God knows what people did before Google. If M and I have queries about our current situation, we refer to our search engine of choice. Google – a parenting tool. Who knew? Today M was telling me about the signs that a baby is unwell or dehydrated or both.
“Yes,” he said knowledgeably, “If they are listless or their patternelle is sunken, that’s a bad thing.”
I choked. “Sorry? Their what is sunken?”
“Their…um…patternelle?” He had become cautious in the face of my growing mirth.
“PATTERNELLE? What’s that then? Is that what it’s called because that’s where you pat it? On the patternelle?”
“Shut up! Shut up!” He was pouting. “Stop laughing and just tell me what it’s called.”
I took a deep breath. “Well. That is actually completely accurate. From now on, it will be known everywhere as… the patternelle!”
“OK. Yeah. Right. So I’m wrong.” A pause. “Is it a dardanelle?”

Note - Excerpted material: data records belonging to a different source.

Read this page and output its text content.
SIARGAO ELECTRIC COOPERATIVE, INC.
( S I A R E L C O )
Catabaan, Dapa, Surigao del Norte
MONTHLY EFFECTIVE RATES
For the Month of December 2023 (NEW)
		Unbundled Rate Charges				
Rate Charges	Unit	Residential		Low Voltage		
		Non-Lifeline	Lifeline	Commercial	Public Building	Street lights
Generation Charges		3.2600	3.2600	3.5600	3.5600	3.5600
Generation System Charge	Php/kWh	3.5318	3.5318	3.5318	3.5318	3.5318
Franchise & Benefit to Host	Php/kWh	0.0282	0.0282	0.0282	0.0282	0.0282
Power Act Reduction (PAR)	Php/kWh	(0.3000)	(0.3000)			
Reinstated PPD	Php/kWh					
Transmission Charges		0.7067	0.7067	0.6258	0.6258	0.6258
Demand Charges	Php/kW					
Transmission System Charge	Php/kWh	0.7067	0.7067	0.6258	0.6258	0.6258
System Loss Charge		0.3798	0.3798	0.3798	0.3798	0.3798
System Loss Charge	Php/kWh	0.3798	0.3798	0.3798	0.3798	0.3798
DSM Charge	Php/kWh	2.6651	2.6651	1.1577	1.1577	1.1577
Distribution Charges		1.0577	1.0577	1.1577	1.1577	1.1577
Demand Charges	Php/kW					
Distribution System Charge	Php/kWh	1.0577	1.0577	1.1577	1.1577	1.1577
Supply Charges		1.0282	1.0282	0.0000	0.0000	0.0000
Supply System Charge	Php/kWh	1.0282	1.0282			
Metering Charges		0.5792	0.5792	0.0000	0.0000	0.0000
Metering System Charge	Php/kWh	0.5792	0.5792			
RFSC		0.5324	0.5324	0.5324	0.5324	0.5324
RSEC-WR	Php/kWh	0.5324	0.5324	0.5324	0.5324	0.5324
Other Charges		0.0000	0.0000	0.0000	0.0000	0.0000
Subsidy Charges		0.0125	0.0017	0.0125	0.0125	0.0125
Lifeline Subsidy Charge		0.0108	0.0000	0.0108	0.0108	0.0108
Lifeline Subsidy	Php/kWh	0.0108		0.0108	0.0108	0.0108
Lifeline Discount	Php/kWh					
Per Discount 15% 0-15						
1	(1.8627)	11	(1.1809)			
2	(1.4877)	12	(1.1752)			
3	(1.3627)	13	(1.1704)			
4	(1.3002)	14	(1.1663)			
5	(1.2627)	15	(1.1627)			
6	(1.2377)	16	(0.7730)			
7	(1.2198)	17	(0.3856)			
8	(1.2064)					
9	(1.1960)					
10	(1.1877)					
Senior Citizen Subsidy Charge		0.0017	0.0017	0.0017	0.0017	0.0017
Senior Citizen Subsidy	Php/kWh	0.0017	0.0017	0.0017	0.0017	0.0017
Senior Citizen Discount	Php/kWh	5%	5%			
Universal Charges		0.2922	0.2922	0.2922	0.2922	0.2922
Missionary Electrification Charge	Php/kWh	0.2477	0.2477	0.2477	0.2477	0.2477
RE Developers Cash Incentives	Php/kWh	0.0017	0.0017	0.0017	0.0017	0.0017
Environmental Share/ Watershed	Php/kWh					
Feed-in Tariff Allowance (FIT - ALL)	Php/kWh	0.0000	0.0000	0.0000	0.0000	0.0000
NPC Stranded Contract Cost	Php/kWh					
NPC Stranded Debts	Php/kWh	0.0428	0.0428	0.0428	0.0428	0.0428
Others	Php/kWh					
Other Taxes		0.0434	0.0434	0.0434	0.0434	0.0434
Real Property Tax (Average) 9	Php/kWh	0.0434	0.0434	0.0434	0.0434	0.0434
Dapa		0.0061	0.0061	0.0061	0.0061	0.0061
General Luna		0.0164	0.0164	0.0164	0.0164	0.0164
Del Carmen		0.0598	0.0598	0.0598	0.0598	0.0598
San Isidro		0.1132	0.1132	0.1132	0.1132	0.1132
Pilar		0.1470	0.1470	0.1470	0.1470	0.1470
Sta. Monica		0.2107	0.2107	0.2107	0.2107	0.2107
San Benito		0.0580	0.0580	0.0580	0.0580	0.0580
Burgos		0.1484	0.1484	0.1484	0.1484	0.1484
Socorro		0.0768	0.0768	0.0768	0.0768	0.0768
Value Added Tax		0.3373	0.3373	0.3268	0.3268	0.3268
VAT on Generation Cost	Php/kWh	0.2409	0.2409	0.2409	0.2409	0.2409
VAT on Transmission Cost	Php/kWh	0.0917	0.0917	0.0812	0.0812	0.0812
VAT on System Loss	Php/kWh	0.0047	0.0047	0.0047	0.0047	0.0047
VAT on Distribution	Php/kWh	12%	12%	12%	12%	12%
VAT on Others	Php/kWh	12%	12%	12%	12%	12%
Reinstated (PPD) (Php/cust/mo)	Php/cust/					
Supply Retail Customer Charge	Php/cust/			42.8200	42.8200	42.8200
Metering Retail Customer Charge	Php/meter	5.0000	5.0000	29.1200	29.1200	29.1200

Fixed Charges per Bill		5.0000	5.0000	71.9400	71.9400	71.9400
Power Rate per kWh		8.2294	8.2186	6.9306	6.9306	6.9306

I fell to the floor and began to roll.
M was amused despite himself. “Yes – that’s it. A dardanelle!”
I was gurgling. “So there on Z’s head is somewhere they fought about in World War I? Her own little dardanelle? I’m happy with that. I will relinquish the patternelle for the dardanelle. I didn’t think you could do better, but I was wrong. So wrong.”
It took me some time to compose myself, and while I pulled myself together, M figured out the word. Fontanelle. FONTANELLE.
I found it all the more hilarious as we had been poking Z’s growing double chin the previous day; calling her Winston Churchill while declaiming ‘we shall fight them on the beaches…’ (which our friend Google now informs me is a misquote anyway). Google, google, google.